Diane Asdourian has microvascular cardiac disease, and she says the diagnosis pleases her.
"When Bairey Merz told me what was wrong, I felt better," she says. "At least I knew there was something wrong."
Reversing Heart Disease
Bairey Merz says there is clear medical therapy for Asdourian's problem. So, for the past four months, Asdourian and Bairey Merz have sought to turn her condition around.
Asdourian is now on blood pressure medication and cholesterol-lowering drugs. She takes a baby aspirin once a day and takes a brisk walk every day for an hour and a half.
Bairey Merz says the daily exercise regimen is crucial to help heal the arteries that have been damaged. Exercise stimulates cells to make nitric oxide, a natural chemical that helps arteries dilate.
She's also seen patients show dramatic improvement... then stop exercising when they go on vacation or get a cold.
Bairey Merz says that's "big problem." Then, her patients are right back where they started. "They can't walk again," she says. "We have to start all over again. So, the regimen is just incredibly important."
As is diet, of course. That was a particular challenge for Asdourian.
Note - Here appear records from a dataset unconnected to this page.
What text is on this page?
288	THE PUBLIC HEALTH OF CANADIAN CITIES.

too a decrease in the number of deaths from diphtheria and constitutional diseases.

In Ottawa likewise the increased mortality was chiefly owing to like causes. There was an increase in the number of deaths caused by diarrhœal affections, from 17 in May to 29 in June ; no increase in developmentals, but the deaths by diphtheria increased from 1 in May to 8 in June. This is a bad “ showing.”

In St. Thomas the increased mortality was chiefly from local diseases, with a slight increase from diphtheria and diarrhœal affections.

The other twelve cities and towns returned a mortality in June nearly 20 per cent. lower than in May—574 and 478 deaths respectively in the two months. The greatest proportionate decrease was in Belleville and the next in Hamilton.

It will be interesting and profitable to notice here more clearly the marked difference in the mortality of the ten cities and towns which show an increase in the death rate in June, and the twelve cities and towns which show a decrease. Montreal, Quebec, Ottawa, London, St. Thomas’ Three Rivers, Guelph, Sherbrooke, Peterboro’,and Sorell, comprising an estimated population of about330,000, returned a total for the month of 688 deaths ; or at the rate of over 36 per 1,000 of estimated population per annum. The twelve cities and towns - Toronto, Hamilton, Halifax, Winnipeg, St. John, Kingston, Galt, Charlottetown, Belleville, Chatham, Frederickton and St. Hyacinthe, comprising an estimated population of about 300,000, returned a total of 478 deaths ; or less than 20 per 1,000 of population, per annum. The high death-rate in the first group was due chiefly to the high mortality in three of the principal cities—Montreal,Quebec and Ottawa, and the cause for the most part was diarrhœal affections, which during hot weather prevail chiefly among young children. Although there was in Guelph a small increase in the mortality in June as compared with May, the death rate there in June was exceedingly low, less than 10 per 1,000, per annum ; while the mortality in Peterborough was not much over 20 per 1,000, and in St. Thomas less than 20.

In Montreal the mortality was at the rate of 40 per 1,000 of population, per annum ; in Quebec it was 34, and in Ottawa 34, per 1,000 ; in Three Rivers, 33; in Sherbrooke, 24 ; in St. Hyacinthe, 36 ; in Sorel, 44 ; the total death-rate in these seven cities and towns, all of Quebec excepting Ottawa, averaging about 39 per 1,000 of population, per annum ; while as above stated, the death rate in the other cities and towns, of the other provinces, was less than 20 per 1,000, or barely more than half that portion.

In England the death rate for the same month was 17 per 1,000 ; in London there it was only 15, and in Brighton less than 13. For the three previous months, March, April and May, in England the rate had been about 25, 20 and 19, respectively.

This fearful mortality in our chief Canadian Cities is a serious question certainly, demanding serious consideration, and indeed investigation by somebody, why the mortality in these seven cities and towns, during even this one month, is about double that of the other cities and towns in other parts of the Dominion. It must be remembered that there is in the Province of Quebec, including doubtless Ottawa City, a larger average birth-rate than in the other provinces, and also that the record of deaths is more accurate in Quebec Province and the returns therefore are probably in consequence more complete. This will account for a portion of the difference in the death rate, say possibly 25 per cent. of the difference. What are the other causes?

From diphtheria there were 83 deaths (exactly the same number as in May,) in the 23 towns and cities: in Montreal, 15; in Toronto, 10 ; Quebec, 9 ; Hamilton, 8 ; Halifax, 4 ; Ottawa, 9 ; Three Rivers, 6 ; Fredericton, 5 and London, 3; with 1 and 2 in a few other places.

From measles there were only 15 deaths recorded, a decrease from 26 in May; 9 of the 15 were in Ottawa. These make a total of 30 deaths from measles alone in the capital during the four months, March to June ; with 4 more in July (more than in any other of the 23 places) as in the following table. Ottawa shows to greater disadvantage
"I love French fries," she says. "I can't have French fries anymore. I've totally cut out salt, and I was a tremendous salt eater."
With changes in diet, lifestyle and medication, Bairey Merz says arteries can be retrained and small artery disease turned around. When that happens, symptoms diminish.
That's already happened for Asdourian, who couldn't be more grateful that she found her way to Bairey Merz.
"I think without her the big one would have come. I really do think without her I would have had a heart attack," Asdourian says.
As many as 3 million women in the United States may suffer from small artery dysfunction. Unfortunately, many doctors are not yet attuned to the problem. Around the country, women are still being sent home and told everything is OK, despite recurring symptoms.
As for the innovative new tests that can help diagnose the condition, they're available in relatively few places: Cedars-Sinai Medical Center and other major hospitals in major cities.